HONG KONG (BLOOMBERG) - Hong Kong's economy unexpectedly contracted in the first quarter as falling retail sales and a weakening property market weigh on the city.
Gross domestic product contracted 0.4 per cent in the three months through March from the previous quarter, the government said in a statement Friday, compared with the median estimate for 0.1 per cent growth from analysts surveyed by Bloomberg News. The economy expanded 0.8 per cent in the first quarter from a year earlier, weaker than the 1.9 per cent expansion in October through December.
"The external environment deteriorated during the quarter, characterized by subdued global growth and sharp gyrations in global financial and monetary conditions, leading to a deeper setback in both goods and services trade," the government said. "The domestic sector also lost some momentum, as the weak global outlook with rising downside risks affected local economic sentiment."
Hong Kong's retail sales fell for a thirteenth straight month in March, the longest stretch since 1999, as mainland Chinese tourists continued to stay away.
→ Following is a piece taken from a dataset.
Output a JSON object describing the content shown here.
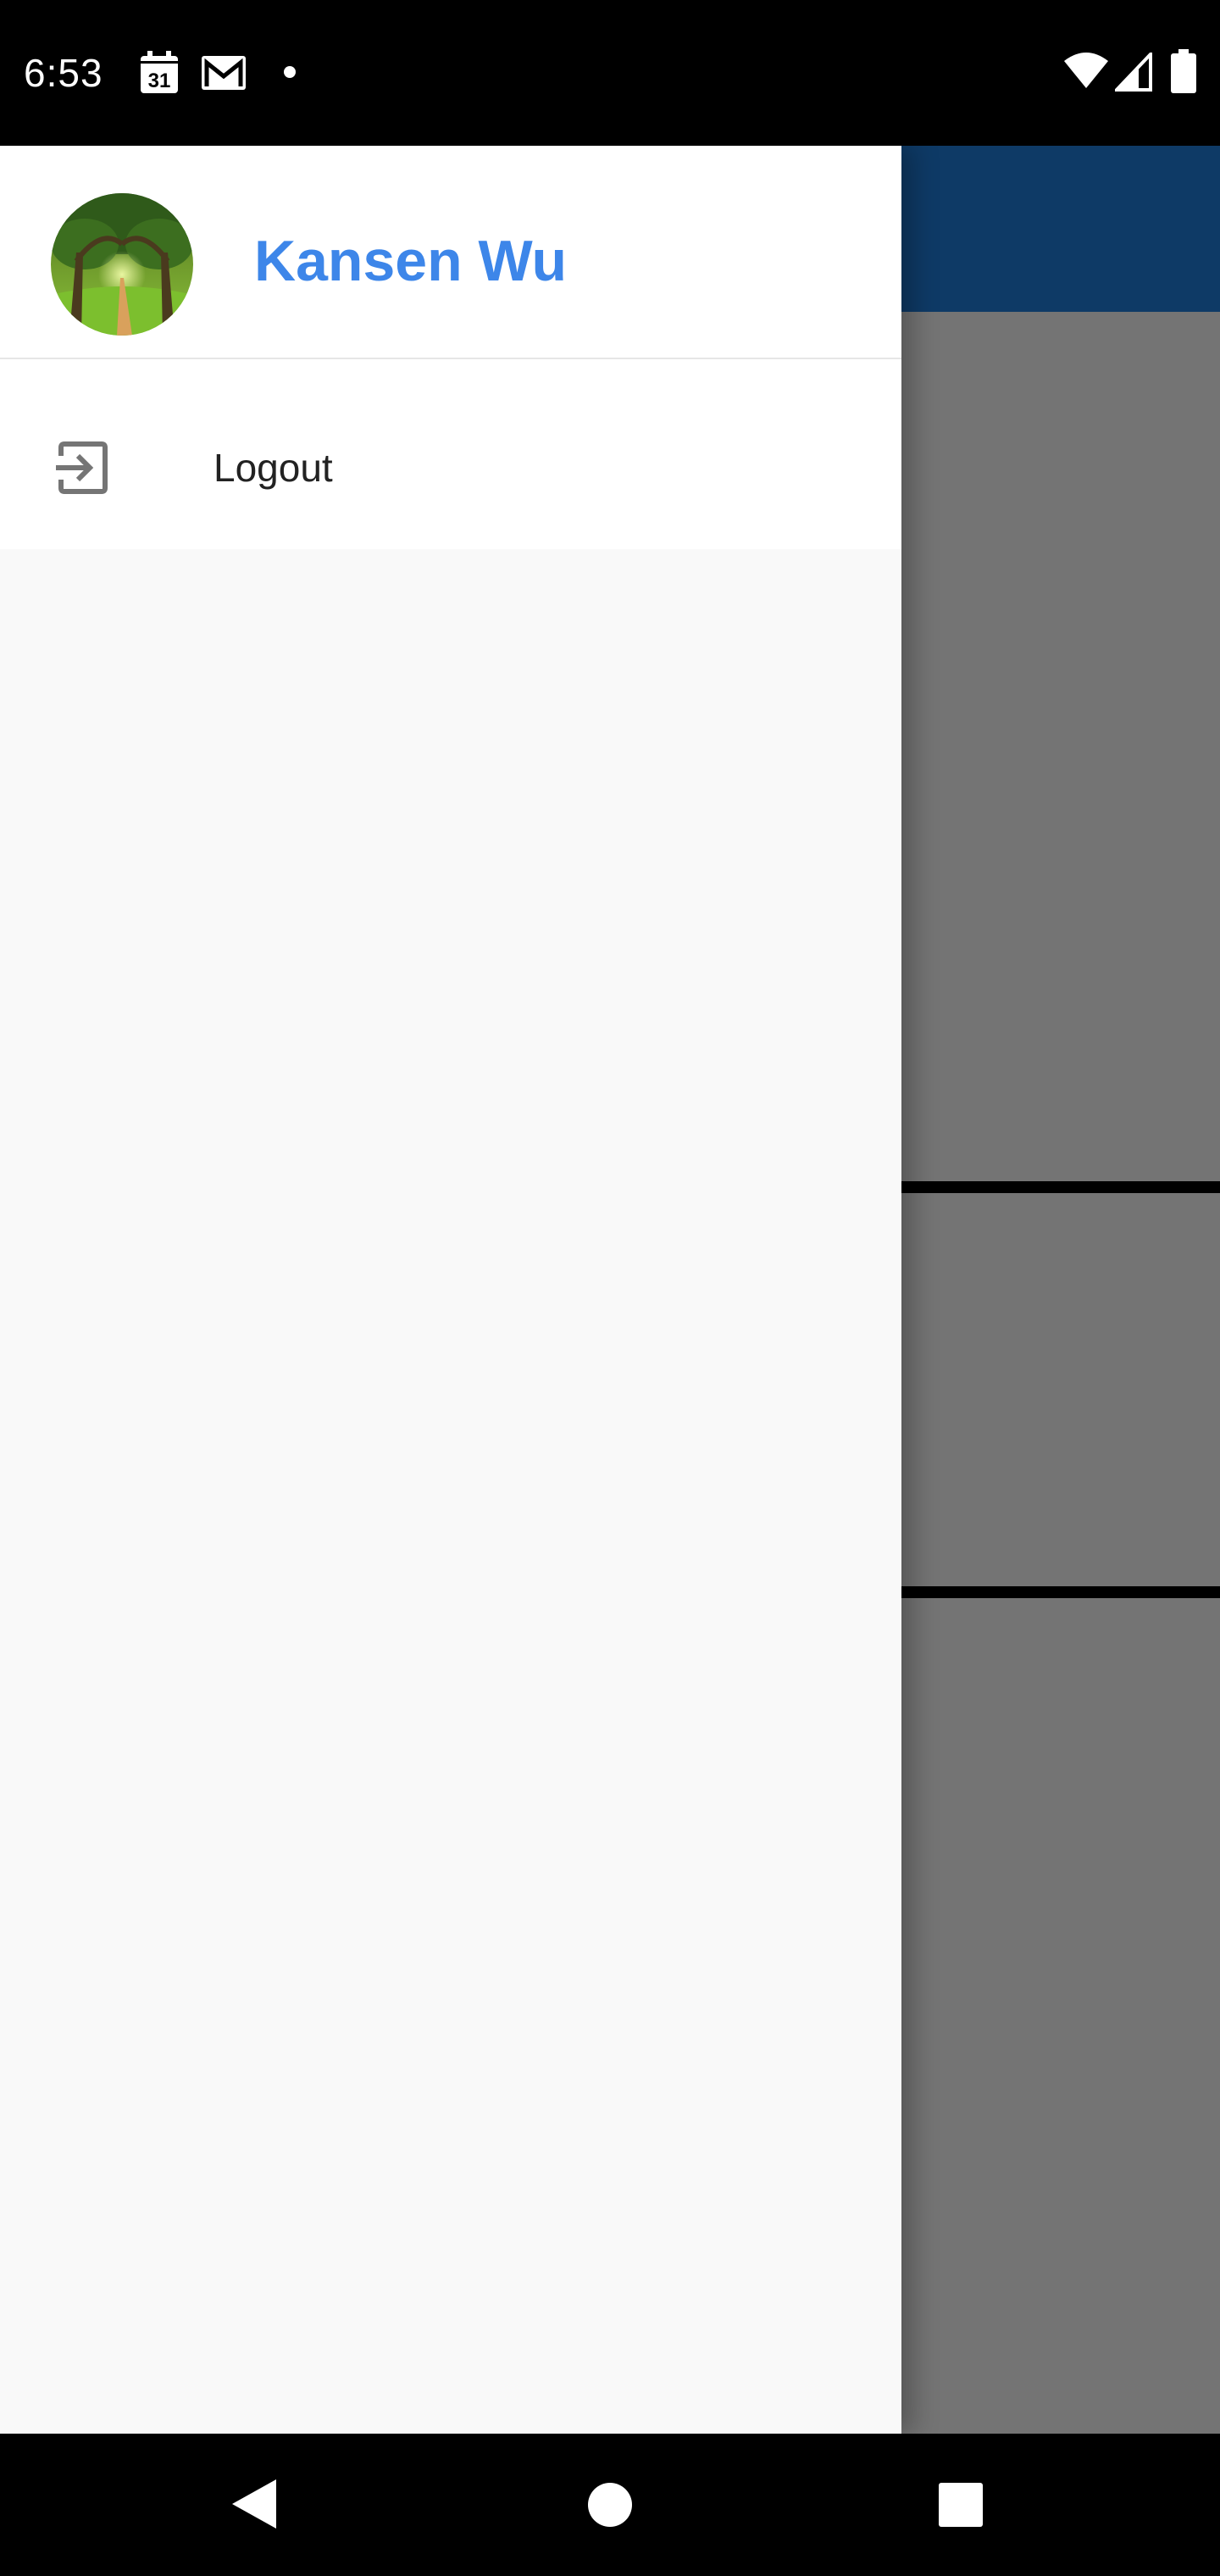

Chinese visitors are projected to fall 3.2 per cent for the year, according to the Hong Kong Tourism Board, with average spending dropping 4 per cent.
"China's slowdown and global sluggishness continue to hit the Hong Kong economy," Raymond Yeung, an economist at Australia & New Zealand Banking Group Ltd. in Hong Kong, said ahead of the data release. "The city will also need to deal with the impact of falling property price this year that will drag domestic consumption."
Hong Kong property sales tumbled to a 25-year low in February as prices continued to slide. The number of the city's homeowners with apartments worth less than their mortgages soared 15 times in the first quarter, according to the Hong Kong Monetary Authority.
Goldman Sachs Group Inc. sees home prices falling 20 per cent through 2018, mainly driven by a potential 150 basis points to 200 basis points increase in interest rates and the limited near-term prospect of any loosening of government cooling measures, according to analyst Justin Kwok.